There are many plans to extract CO2 directly from the air. Many people assure us it is necessary if we are to keep climate turmoil moderately stable, and avoid tipping points. However, as there is not that much CO2 in the air, you have to move vast quantities of air through the extraction plant, which requires heaps of energy, so you already have a problem.

The second problem is what do you do with the CO2?

Storage underground is unreliable – especially under the ocean or in old oil and gas wells (as the wells tend to fracture and crack releasing the CO2) and leakage has to be monitored and prevented for 100s of years, well beyond the life span of most companies or even governments.

Some solutions seem silly – after all in capitalism nothing is done, even something as obvious as save the world, unless it is compelled or makes a profit.

It has been proposed to use the CO2 to make the bubbles in soft drinks. Or to pump oil out of nearly dry wells, getting a substance that then produces more CO2.

Other people have suggested turning the CO2 into fuel and burning less oil or coal. The ‘and’ is important here, otherwise we are just adding to greenhouse gas emissions.

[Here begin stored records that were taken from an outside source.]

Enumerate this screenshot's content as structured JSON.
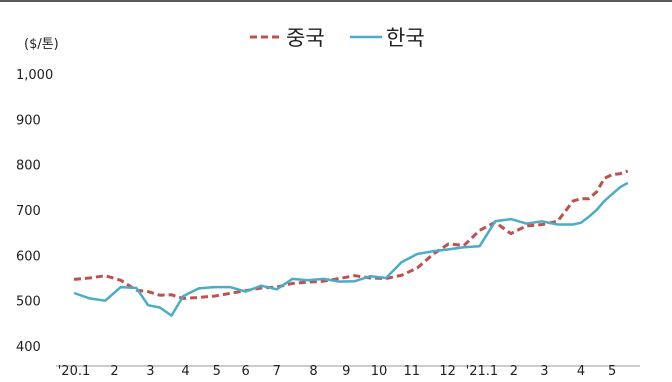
{
  "chart_data": {
    "type": "line",
    "unit_label": "($/톤)",
    "y_ticks": [
      "1,000",
      "900",
      "800",
      "700",
      "600",
      "500",
      "400"
    ],
    "x_ticks": [
      "'20.1",
      "2",
      "3",
      "4",
      "5",
      "6",
      "7",
      "8",
      "9",
      "10",
      "11",
      "12",
      "'21.1",
      "2",
      "3",
      "4",
      "5"
    ],
    "ylim": [
      400,
      1000
    ],
    "grid": false,
    "legend_position": "top-center",
    "x_unit": "week index (2020-01 to 2021-05)",
    "series": [
      {
        "name": "중국",
        "style": "dashed",
        "color": "#c0504d",
        "x": [
          0,
          2,
          4,
          6,
          8,
          9.5,
          11,
          12.5,
          14,
          16,
          18,
          20,
          22,
          24,
          26,
          28,
          30,
          32,
          34,
          36,
          38,
          40,
          42,
          44,
          46,
          48,
          50,
          52,
          54,
          56,
          58,
          60,
          62,
          64,
          65,
          66,
          67,
          68,
          69,
          70,
          71
        ],
        "values": [
          547,
          550,
          555,
          545,
          523,
          520,
          512,
          513,
          505,
          507,
          510,
          516,
          522,
          528,
          530,
          538,
          541,
          543,
          549,
          555,
          550,
          549,
          556,
          572,
          602,
          625,
          622,
          655,
          673,
          648,
          665,
          668,
          675,
          720,
          725,
          725,
          740,
          770,
          778,
          780,
          786
        ]
      },
      {
        "name": "한국",
        "style": "solid",
        "color": "#4bacc6",
        "x": [
          0,
          2,
          4,
          6,
          8,
          9.5,
          11,
          12.5,
          14,
          16,
          18,
          20,
          22,
          24,
          26,
          28,
          30,
          32,
          34,
          36,
          38,
          40,
          42,
          44,
          46,
          48,
          50,
          52,
          54,
          56,
          58,
          60,
          62,
          64,
          65,
          66,
          67,
          68,
          69,
          70,
          71
        ],
        "values": [
          517,
          505,
          500,
          530,
          528,
          490,
          485,
          467,
          510,
          527,
          530,
          530,
          520,
          533,
          525,
          548,
          545,
          548,
          542,
          543,
          554,
          550,
          585,
          603,
          609,
          613,
          618,
          620,
          675,
          680,
          670,
          675,
          668,
          668,
          672,
          685,
          700,
          720,
          735,
          750,
          760
        ]
      }
    ]
  }
}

The problem with this last solution is the laws of thermodynamics. This process will have to use energy both to recover the CO2 and then turn it into fuel – more energy than will be gained by burning the fuel.

So the process can only be useful if we have lots of non-greenhouse gas making energy to spare, which we use to extract the CO2 from the air and manufacture the fuel. Our energy should likewise not be ecologically disruptive, and hydro for example certainly can be, as it floods some areas, dries up other areas, stops natural seasonal flows, stops aquatic creatures going upriver and so on.

The process is not impossible, but currently unlikely, at any level which makes the process useful.